The lawsuit claims that Amgen’s ($AMGN) biosim steps on 10 AbbVie ($ABBV) patents and asks the court to block the launch if and when the FDA issues an approval.
Amgen was destined to face a court challenge, of course. The U.S. biosimilars legislation was designed to allow for patent litigation, after all. And Amgen itself has benefited from those provisions. The California biotech stalled the first FDA approved biosim, a Novartis ($NVS) copy of its Neupogen drug, for 6 months after its approval last spring.
Plus, AbbVie has been aggressively shoring up its Humira intellectual property and promising to defend the megablockbuster from biosimilar competition. Though analysts see a Humira copy hitting the market by 2018, the Illinois-based drugmaker says it can hold off biosims until 2022.
AbbVie certainly hopes so: Humira accounts for almost two-thirds of the company’s revenue.
Though AbbVie has been scrambling to beef up its drug portfolio and build out its pipeline, none of its newer meds came close to Humira’s $14 billion in 2015. And the drug continues to account for the lion’s share of AbbVie’s sales growth, with a 17% increase in the second quarter to $4.15 billion.
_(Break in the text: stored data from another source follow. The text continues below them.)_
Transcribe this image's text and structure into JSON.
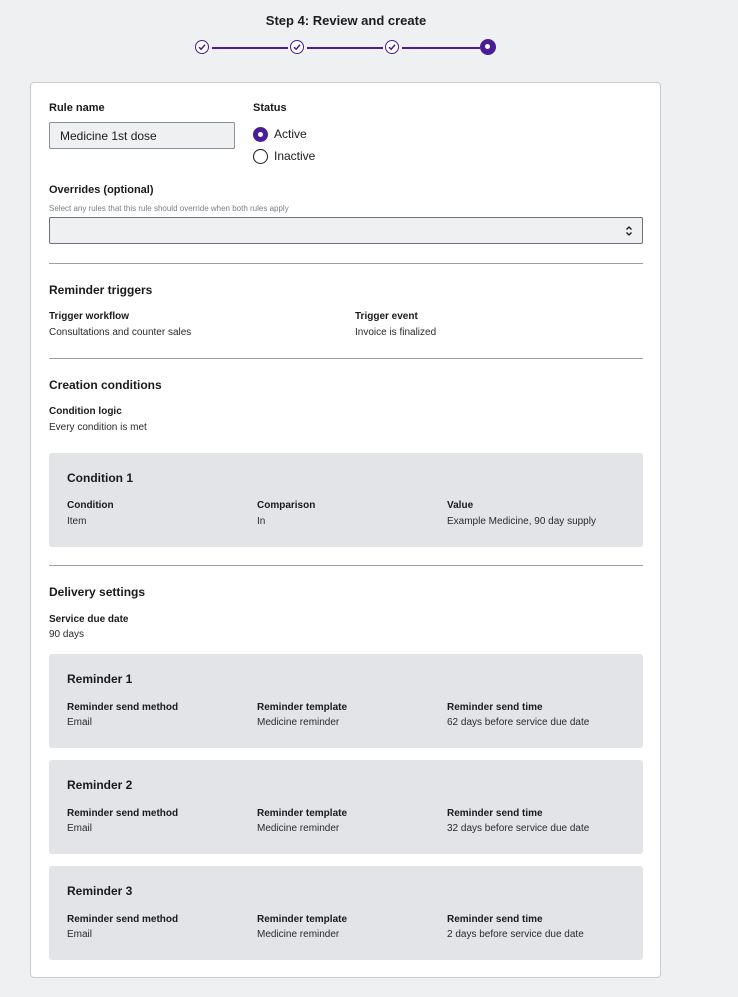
{
  "header": {
    "step_title": "Step 4: Review and create"
  },
  "stepper": {
    "total_steps": 4,
    "current_step": 4,
    "accent": "#4a1d96"
  },
  "form": {
    "rule_name_label": "Rule name",
    "rule_name_value": "Medicine 1st dose",
    "status_label": "Status",
    "status_options": [
      "Active",
      "Inactive"
    ],
    "status_selected": "Active",
    "overrides_label": "Overrides (optional)",
    "overrides_hint": "Select any rules that this rule should override when both rules apply",
    "overrides_value": ""
  },
  "triggers": {
    "title": "Reminder triggers",
    "workflow_label": "Trigger workflow",
    "workflow_value": "Consultations and counter sales",
    "event_label": "Trigger event",
    "event_value": "Invoice is finalized"
  },
  "creation": {
    "title": "Creation conditions",
    "logic_label": "Condition logic",
    "logic_value": "Every condition is met",
    "conditions": [
      {
        "title": "Condition 1",
        "condition_label": "Condition",
        "condition_value": "Item",
        "comparison_label": "Comparison",
        "comparison_value": "In",
        "value_label": "Value",
        "value_value": "Example Medicine, 90 day supply"
      }
    ]
  },
  "delivery": {
    "title": "Delivery settings",
    "due_label": "Service due date",
    "due_value": "90 days",
    "reminders": [
      {
        "title": "Reminder 1",
        "method_label": "Reminder send method",
        "method_value": "Email",
        "template_label": "Reminder template",
        "template_value": "Medicine reminder",
        "time_label": "Reminder send time",
        "time_value": "62 days before service due date"
      },
      {
        "title": "Reminder 2",
        "method_label": "Reminder send method",
        "method_value": "Email",
        "template_label": "Reminder template",
        "template_value": "Medicine reminder",
        "time_label": "Reminder send time",
        "time_value": "32 days before service due date"
      },
      {
        "title": "Reminder 3",
        "method_label": "Reminder send method",
        "method_value": "Email",
        "template_label": "Reminder template",
        "template_value": "Medicine reminder",
        "time_label": "Reminder send time",
        "time_value": "2 days before service due date"
      }
    ]
  }
}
Analysts who buy into AbbVie's patent defense figure the drug can remain the world's best-selling med to 2020, with $16 billion-plus in sales that year.
CEO Richard Gonzalez predicts that the blood cancer drug Imbruvica, which it shares with Johnson & Johnson ($JNJ), can eventually bring in $7 billion in annual sales for AbbVie. He bet $21 billion on buying Pharmacyclics for that very reason, and the drug has been racking up new data and approvals since. But even under a best-case Imbruvica scenario, if Humira falls victim to biosims before then, AbbVie faces some lean years--unless it can pull off more defensive M&A.
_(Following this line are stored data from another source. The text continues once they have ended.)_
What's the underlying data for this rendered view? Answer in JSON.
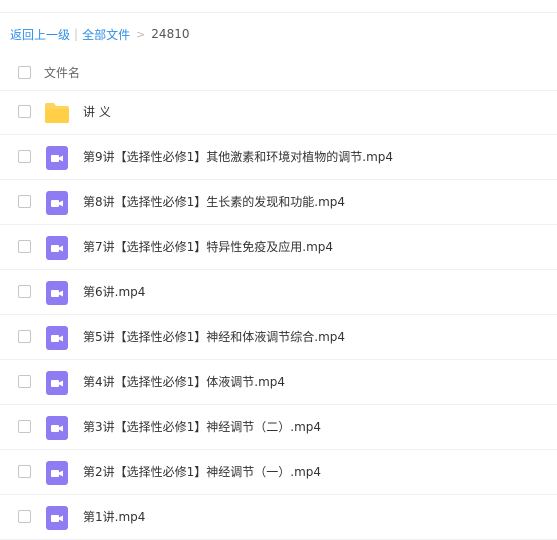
{
  "breadcrumb": {
    "back_label": "返回上一级",
    "separator": "|",
    "all_files_label": "全部文件",
    "arrow": ">",
    "current_folder": "24810"
  },
  "list": {
    "header_label": "文件名",
    "items": [
      {
        "name": "讲 义",
        "type": "folder"
      },
      {
        "name": "第9讲【选择性必修1】其他激素和环境对植物的调节.mp4",
        "type": "video"
      },
      {
        "name": "第8讲【选择性必修1】生长素的发现和功能.mp4",
        "type": "video"
      },
      {
        "name": "第7讲【选择性必修1】特异性免疫及应用.mp4",
        "type": "video"
      },
      {
        "name": "第6讲.mp4",
        "type": "video"
      },
      {
        "name": "第5讲【选择性必修1】神经和体液调节综合.mp4",
        "type": "video"
      },
      {
        "name": "第4讲【选择性必修1】体液调节.mp4",
        "type": "video"
      },
      {
        "name": "第3讲【选择性必修1】神经调节（二）.mp4",
        "type": "video"
      },
      {
        "name": "第2讲【选择性必修1】神经调节（一）.mp4",
        "type": "video"
      },
      {
        "name": "第1讲.mp4",
        "type": "video"
      }
    ]
  },
  "colors": {
    "link": "#2f8fe8",
    "folder": "#ffd35c",
    "video": "#8f7cf2"
  }
}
Citi analyst Andrew Baum, for one, has forecast a quick drop-off for Humira after biosims appear--an event he expects far sooner than AbbVie does. After peaking at $16 billion in sales next year, the drug will take a hit in 2018 and decline after that to $6 billion in 2022.
All of which explains why AbbVie is not only suing to defend those 10 Humira patents, but threatening to follow up with more court challenges. In its complaint, AbbVie claims that Amgen’s product infringes 51 more patents as well. Amgen’s “blatant infringement” should be stopped, AbbVie says.
Among patents AbbVie cites are those that cover Humira’s complex manufacturing process and its subcutaneous formulation. “There is no question that Amgen infringes AbbVie’s patents; it does not even dispute this fact with respect to many of AbbVie’s patents,” the complaint contends, going on to offer Amgen’s failed inter partes review challenge at the U.S. Patent and Trademark Office as evidence backing up Humira’s IP.
In an ironic twist, the AbbVie lawsuit aims to capitalize on Amgen’s own biosimilar defense. In delaying Novartis’ Neupogen copy, Zarxio, Amgen claimed that biosimilars “[piggyback] on the fruits” of “innovators’ trailblazing efforts." That shows that Amgen is “speaking out of both sides of its mouth” on biosimilars. “While Amgen may hope to profit by straddling the fence, it should be held to the positions it has taken in procuring its own patents and litigating those patents against biosimilars,” the lawsuit claims.
Amgen isn’t the only company looking to grab a piece of the Humira pie. Novartis; Merck ($MRK) and its partner Samsung Bioepis; and partners Baxalta and Momenta Pharmaceuticals ($MNTA) all have their own Humira biosims in development. With the FDA panel’s backing, Amgen’s biosim could be approved this fall.
Meanwhile, Amgen is working with Allergan ($AGN) on biosimilars of Eli Lilly's ($LLY) Erbitux and Roche's ($RHHBY) Avastin, Herceptin and Rituxan. On its own, the company is also developing a version of Merck’s Remicade.